Raising Healthy Children

Heart disease prevention should start early

Starting heart-healthy habits in children is the one of the most effective ways to help them become healthy adults.

Statistics show that more and more children are overweight, which can lead to a number of serious health problems, including cardiovascular disease, the single largest cause of death in the United States.

Parents can wield enormous influence over their children’s health habits. The most important step they can take is to model a healthy lifestyle. Children learn much more by what you do rather than what you say. The American Heart Association has developed a list of recommendations to help parents. They focus on small but permanent changes rather than sudden, drastic changes. It is believed this approach is more effective than a series of short-term changes that cannot be sustained.

Get off that couch!
People must exercise regularly to lose weight and maintain weight loss. The AHA recommends that children and adolescents participate in 30-60 minutes of moderate to vigorous physical activity every day.

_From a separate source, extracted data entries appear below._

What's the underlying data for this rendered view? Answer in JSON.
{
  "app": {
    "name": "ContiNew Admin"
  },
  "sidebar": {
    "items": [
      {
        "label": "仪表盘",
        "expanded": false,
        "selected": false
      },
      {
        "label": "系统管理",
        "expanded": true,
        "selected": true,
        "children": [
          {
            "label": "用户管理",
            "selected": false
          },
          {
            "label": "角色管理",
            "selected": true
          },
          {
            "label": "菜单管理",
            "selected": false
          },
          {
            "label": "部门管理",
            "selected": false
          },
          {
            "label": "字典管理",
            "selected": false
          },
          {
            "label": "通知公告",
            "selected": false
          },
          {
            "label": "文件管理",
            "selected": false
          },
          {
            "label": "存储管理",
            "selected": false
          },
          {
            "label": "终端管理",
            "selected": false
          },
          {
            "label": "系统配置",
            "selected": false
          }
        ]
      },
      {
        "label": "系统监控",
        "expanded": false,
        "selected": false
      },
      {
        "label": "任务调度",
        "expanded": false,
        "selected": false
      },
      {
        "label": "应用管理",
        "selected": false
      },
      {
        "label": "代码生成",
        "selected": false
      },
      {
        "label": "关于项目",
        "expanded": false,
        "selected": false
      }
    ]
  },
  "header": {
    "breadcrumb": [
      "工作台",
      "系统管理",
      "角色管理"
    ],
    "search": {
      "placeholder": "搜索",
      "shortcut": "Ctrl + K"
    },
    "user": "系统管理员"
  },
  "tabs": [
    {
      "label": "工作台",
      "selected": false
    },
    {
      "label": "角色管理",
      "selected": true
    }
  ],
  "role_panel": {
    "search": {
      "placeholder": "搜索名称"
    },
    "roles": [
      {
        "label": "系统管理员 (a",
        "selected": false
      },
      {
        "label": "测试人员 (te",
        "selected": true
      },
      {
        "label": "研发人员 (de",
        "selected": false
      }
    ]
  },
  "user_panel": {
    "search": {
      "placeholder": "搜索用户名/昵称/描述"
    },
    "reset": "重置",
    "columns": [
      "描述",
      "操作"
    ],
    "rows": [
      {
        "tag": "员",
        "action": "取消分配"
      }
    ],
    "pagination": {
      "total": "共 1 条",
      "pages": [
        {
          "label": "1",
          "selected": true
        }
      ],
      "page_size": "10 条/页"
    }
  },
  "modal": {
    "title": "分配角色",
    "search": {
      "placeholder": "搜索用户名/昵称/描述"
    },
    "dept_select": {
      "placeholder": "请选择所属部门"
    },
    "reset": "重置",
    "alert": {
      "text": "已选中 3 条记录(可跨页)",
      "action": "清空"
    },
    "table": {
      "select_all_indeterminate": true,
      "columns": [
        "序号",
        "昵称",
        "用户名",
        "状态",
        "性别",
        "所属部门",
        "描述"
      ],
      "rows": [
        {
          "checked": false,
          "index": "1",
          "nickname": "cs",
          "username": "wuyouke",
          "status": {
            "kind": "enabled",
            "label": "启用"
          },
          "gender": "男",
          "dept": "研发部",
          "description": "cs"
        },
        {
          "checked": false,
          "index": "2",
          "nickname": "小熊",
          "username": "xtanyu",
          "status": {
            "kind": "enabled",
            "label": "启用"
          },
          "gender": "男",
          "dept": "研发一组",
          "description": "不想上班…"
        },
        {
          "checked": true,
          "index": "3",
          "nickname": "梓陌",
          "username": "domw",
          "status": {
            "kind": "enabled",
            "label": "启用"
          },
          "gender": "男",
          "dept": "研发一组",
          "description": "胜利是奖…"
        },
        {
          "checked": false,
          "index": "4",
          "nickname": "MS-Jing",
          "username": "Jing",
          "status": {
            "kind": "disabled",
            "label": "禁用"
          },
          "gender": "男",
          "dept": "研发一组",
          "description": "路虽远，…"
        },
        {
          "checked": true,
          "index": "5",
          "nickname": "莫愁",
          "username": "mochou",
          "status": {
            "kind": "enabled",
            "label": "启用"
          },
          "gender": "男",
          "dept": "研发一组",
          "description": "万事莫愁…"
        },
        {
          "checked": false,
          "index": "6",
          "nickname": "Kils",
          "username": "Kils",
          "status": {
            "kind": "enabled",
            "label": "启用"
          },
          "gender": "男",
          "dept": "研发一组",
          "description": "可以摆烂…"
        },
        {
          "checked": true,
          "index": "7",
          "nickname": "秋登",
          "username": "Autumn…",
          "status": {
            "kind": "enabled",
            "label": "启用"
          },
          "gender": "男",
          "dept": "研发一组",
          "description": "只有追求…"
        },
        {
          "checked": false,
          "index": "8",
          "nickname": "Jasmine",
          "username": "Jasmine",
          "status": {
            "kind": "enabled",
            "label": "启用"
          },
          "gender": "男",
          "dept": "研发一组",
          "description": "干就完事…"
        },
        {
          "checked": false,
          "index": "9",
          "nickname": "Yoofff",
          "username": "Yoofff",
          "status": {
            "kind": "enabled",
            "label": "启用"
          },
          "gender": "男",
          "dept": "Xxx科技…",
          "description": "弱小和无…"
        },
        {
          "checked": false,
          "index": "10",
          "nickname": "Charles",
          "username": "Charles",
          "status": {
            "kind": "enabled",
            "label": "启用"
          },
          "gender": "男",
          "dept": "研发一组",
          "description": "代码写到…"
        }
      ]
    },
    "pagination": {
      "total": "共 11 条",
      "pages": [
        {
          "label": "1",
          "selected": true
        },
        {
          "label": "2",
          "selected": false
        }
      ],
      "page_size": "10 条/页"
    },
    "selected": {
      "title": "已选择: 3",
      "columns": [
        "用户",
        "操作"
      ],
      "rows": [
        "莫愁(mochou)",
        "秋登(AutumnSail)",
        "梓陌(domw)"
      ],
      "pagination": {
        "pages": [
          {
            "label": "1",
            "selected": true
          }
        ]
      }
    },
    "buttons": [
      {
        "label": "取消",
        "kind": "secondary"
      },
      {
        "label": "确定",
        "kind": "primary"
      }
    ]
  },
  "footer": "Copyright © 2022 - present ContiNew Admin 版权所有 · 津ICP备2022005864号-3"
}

Tips for an active family:

  • Limit television viewing and computer time. These sedentary habits burn few calories and many children tend to snack during these times.
  • Go for frequent nature walks or walks around the neighborhood.
  • Ride bikes together.
  • Consider joining a community, church or school sports program. Soccer is a great sport because it is a team sport and children are constantly in motion. You don’t have to join a competitive league. Some programs focus more on skill-building.

Say no to junk food!
Eating patterns and genetics affect blood cholesterol levels and heart disease risk. Children age 2 years and older should eat at least five servings of fruits and vegetables daily as well as a wide variety of other foods low in saturated fat and cholesterol. Stick with lowfat dairy products and meats, including chicken, fish and lowfat cuts of beef (round and sirloin are best).
But getting children to eat healthy foods can be easier said than done. Parents cannot force their children to eat certain foods. They should first consider their children’s likes, dislikes and eating patterns. Studies at Duke University have shown that the more parents controlled and restricted their children’s eating, the more overweight children were. Experts believe that over-management takes away from children’s ability to manage themselves. Give your children a variety of healthy food choices and remember that it’s OK to eat some foods just for pleasure every once in a while.
Parents should also give their children structure and clear expectations. Set specific meal and snack times. A child who is not allowed to eat all day long will have a better chance of growing up slimmer than a child allowed to eat constantly. A set schedule also gives a child a sense of stability.

Set some specific goals for the next couple of weeks:

  • Take a 30-minute walk with your children each day.
  • Make a grocery list that includes healthy snack foods (fruits, vegetables, cheese, yogurt). Ask your children to provide input.
  • Limit television viewing to one hour or less a day. Within that set time limit, allow your child to choose what programs to watch (as long as the content is acceptable to you).

Showing your children how to follow a healthy lifestyle is one of the most important lessons you can teach them.